Duan Xintao, Liu Nao, Gou Mengxiao, Wang Wenxin, Qin Chuan
College of Computer and Information Engineering, Henan Normal University, Xinxiang 453007, China.
School of Optical-Electrical and Computer Engineering, University of Shanghai for Science and Technology, Shanghai 200093, China.
Entropy (Basel). 2020 Oct 8;22(10):1140. doi: 10.3390/e22101140.
Image-to-image steganography is hiding one image in another image. However, hiding two secret images into one carrier image is a challenge today. The application of image steganography based on deep learning in real-life is relatively rare. In this paper, a new Steganography Convolution Neural Network (SteganoCNN) model is proposed, which solves the problem of two images embedded in a carrier image and can effectively reconstruct two secret images. SteganoCNN has two modules, an encoding network, and a decoding network, whereas the decoding network includes two extraction networks. First, the entire network is trained end-to-end, the encoding network automatically embeds the secret image into the carrier image, and the decoding network is used to reconstruct two different secret images. The experimental results show that the proposed steganography scheme has a maximum image payload capacity of 47.92 bits per pixel, and at the same time, it can effectively avoid the detection of steganalysis tools while keeping the stego-image undistorted. Meanwhile, StegaoCNN has good generalization capabilities and can realize the steganography of different data types, such as remote sensing images and aerial images.

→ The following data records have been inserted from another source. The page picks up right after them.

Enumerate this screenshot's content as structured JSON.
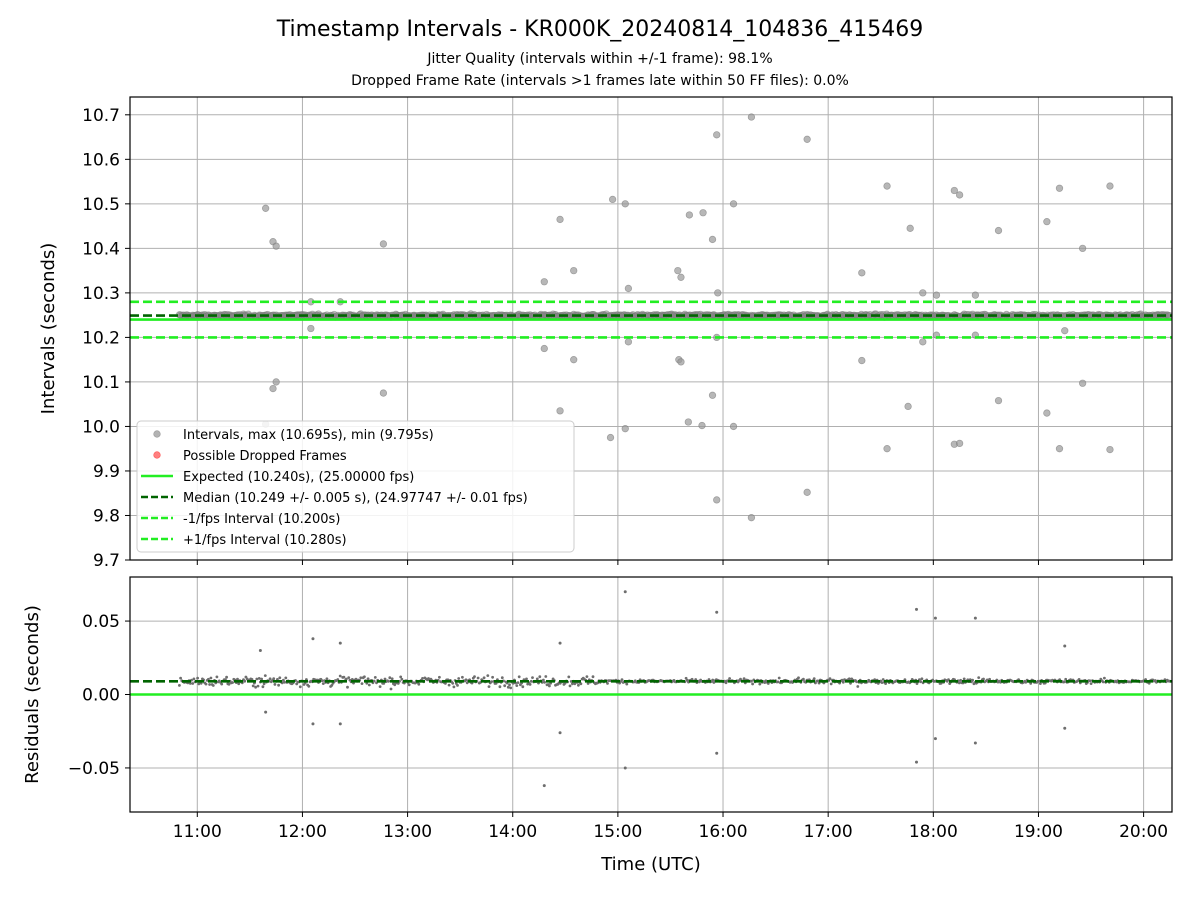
{
  "title": "Timestamp Intervals - KR000K_20240814_104836_415469",
  "subtitle_1": "Jitter Quality (intervals within +/-1 frame): 98.1%",
  "subtitle_2": "Dropped Frame Rate (intervals >1 frames late within 50 FF files): 0.0%",
  "chart_data": [
    {
      "type": "scatter",
      "name": "intervals",
      "xlabel": "",
      "ylabel": "Intervals (seconds)",
      "x_unit": "hours UTC",
      "xlim": [
        10.36,
        20.27
      ],
      "ylim": [
        9.7,
        10.74
      ],
      "yticks": [
        "9.7",
        "9.8",
        "9.9",
        "10.0",
        "10.1",
        "10.2",
        "10.3",
        "10.4",
        "10.5",
        "10.6",
        "10.7"
      ],
      "grid": true,
      "legend_position": "lower-left",
      "reference_lines": [
        {
          "label": "Expected (10.240s), (25.00000 fps)",
          "value": 10.24,
          "style": "solid",
          "color": "#22ee22"
        },
        {
          "label": "Median (10.249 +/- 0.005 s), (24.97747 +/- 0.01 fps)",
          "value": 10.249,
          "style": "dashed",
          "color": "#006400"
        },
        {
          "label": "-1/fps Interval (10.200s)",
          "value": 10.2,
          "style": "dashed",
          "color": "#22ee22"
        },
        {
          "label": "+1/fps Interval (10.280s)",
          "value": 10.28,
          "style": "dashed",
          "color": "#22ee22"
        }
      ],
      "series": [
        {
          "label": "Intervals, max (10.695s), min (9.795s)",
          "color": "#999999",
          "points": [
            [
              11.65,
              10.49
            ],
            [
              11.72,
              10.415
            ],
            [
              11.75,
              10.405
            ],
            [
              12.77,
              10.41
            ],
            [
              14.45,
              10.465
            ],
            [
              14.3,
              10.325
            ],
            [
              14.58,
              10.35
            ],
            [
              14.95,
              10.51
            ],
            [
              15.07,
              10.5
            ],
            [
              15.1,
              10.31
            ],
            [
              15.57,
              10.35
            ],
            [
              15.6,
              10.335
            ],
            [
              15.68,
              10.475
            ],
            [
              15.81,
              10.48
            ],
            [
              15.9,
              10.42
            ],
            [
              15.94,
              10.655
            ],
            [
              15.95,
              10.3
            ],
            [
              16.1,
              10.5
            ],
            [
              16.27,
              10.695
            ],
            [
              16.8,
              10.645
            ],
            [
              17.32,
              10.345
            ],
            [
              17.56,
              10.54
            ],
            [
              17.78,
              10.445
            ],
            [
              17.9,
              10.3
            ],
            [
              18.03,
              10.295
            ],
            [
              18.2,
              10.53
            ],
            [
              18.25,
              10.52
            ],
            [
              18.4,
              10.295
            ],
            [
              18.62,
              10.44
            ],
            [
              19.08,
              10.46
            ],
            [
              19.2,
              10.535
            ],
            [
              19.42,
              10.4
            ],
            [
              19.68,
              10.54
            ],
            [
              12.08,
              10.28
            ],
            [
              12.36,
              10.28
            ],
            [
              14.3,
              10.175
            ],
            [
              14.58,
              10.15
            ],
            [
              15.58,
              10.15
            ],
            [
              15.6,
              10.145
            ],
            [
              15.1,
              10.19
            ],
            [
              15.94,
              10.2
            ],
            [
              17.32,
              10.148
            ],
            [
              17.9,
              10.19
            ],
            [
              18.03,
              10.205
            ],
            [
              18.4,
              10.205
            ],
            [
              19.25,
              10.215
            ],
            [
              12.08,
              10.22
            ],
            [
              11.72,
              10.085
            ],
            [
              11.75,
              10.1
            ],
            [
              12.77,
              10.075
            ],
            [
              14.45,
              10.035
            ],
            [
              14.93,
              9.975
            ],
            [
              15.07,
              9.995
            ],
            [
              15.67,
              10.01
            ],
            [
              15.8,
              10.002
            ],
            [
              15.9,
              10.07
            ],
            [
              16.1,
              10.0
            ],
            [
              17.76,
              10.045
            ],
            [
              18.2,
              9.96
            ],
            [
              18.25,
              9.962
            ],
            [
              18.62,
              10.058
            ],
            [
              19.08,
              10.03
            ],
            [
              19.42,
              10.097
            ],
            [
              11.65,
              10.005
            ],
            [
              15.94,
              9.835
            ],
            [
              16.27,
              9.795
            ],
            [
              16.8,
              9.852
            ],
            [
              17.56,
              9.95
            ],
            [
              19.2,
              9.95
            ],
            [
              19.68,
              9.948
            ]
          ]
        },
        {
          "label": "Possible Dropped Frames",
          "color": "#ff5555",
          "points": []
        }
      ]
    },
    {
      "type": "scatter",
      "name": "residuals",
      "xlabel": "Time (UTC)",
      "ylabel": "Residuals (seconds)",
      "x_unit": "hours UTC",
      "xlim": [
        10.36,
        20.27
      ],
      "ylim": [
        -0.08,
        0.08
      ],
      "yticks": [
        "−0.05",
        "0.00",
        "0.05"
      ],
      "xticks": [
        "11:00",
        "12:00",
        "13:00",
        "14:00",
        "15:00",
        "16:00",
        "17:00",
        "18:00",
        "19:00",
        "20:00"
      ],
      "grid": true,
      "reference_lines": [
        {
          "value": 0.0,
          "style": "solid",
          "color": "#22ee22"
        },
        {
          "value": 0.009,
          "style": "dashed",
          "color": "#006400"
        }
      ],
      "outliers": [
        [
          15.07,
          0.07
        ],
        [
          15.94,
          0.056
        ],
        [
          17.84,
          0.058
        ],
        [
          18.02,
          0.052
        ],
        [
          18.4,
          0.052
        ],
        [
          12.1,
          0.038
        ],
        [
          12.36,
          0.035
        ],
        [
          14.45,
          0.035
        ],
        [
          19.25,
          0.033
        ],
        [
          11.6,
          0.03
        ],
        [
          15.94,
          -0.04
        ],
        [
          15.07,
          -0.05
        ],
        [
          14.3,
          -0.062
        ],
        [
          17.84,
          -0.046
        ],
        [
          18.4,
          -0.033
        ],
        [
          19.25,
          -0.023
        ],
        [
          18.02,
          -0.03
        ],
        [
          14.45,
          -0.026
        ],
        [
          12.1,
          -0.02
        ],
        [
          12.36,
          -0.02
        ],
        [
          11.65,
          -0.012
        ]
      ]
    }
  ]
}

图像到图像的隐写术是将一幅图像隐藏在另一幅图像中。然而,将两幅秘密图像隐藏到一幅载体图像中在当今是一项挑战。基于深度学习的图像隐写术在现实生活中的应用相对较少。本文提出了一种新的隐写卷积神经网络(SteganoCNN)模型,该模型解决了将两幅图像嵌入到一幅载体图像中的问题,并且能够有效地重建两幅秘密图像。SteganoCNN有两个模块,一个编码网络和一个解码网络,而解码网络包括两个提取网络。首先,对整个网络进行端到端训练,编码网络自动将秘密图像嵌入到载体图像中,解码网络用于重建两幅不同的秘密图像。实验结果表明,所提出的隐写术方案具有每像素47.92比特的最大图像有效载荷容量,同时,在保持隐写图像不失真的情况下,它能够有效地避免被隐写分析工具检测到。此外,StegaoCNN具有良好的泛化能力,并且能够实现不同数据类型(如遥感图像和航空图像)的隐写术。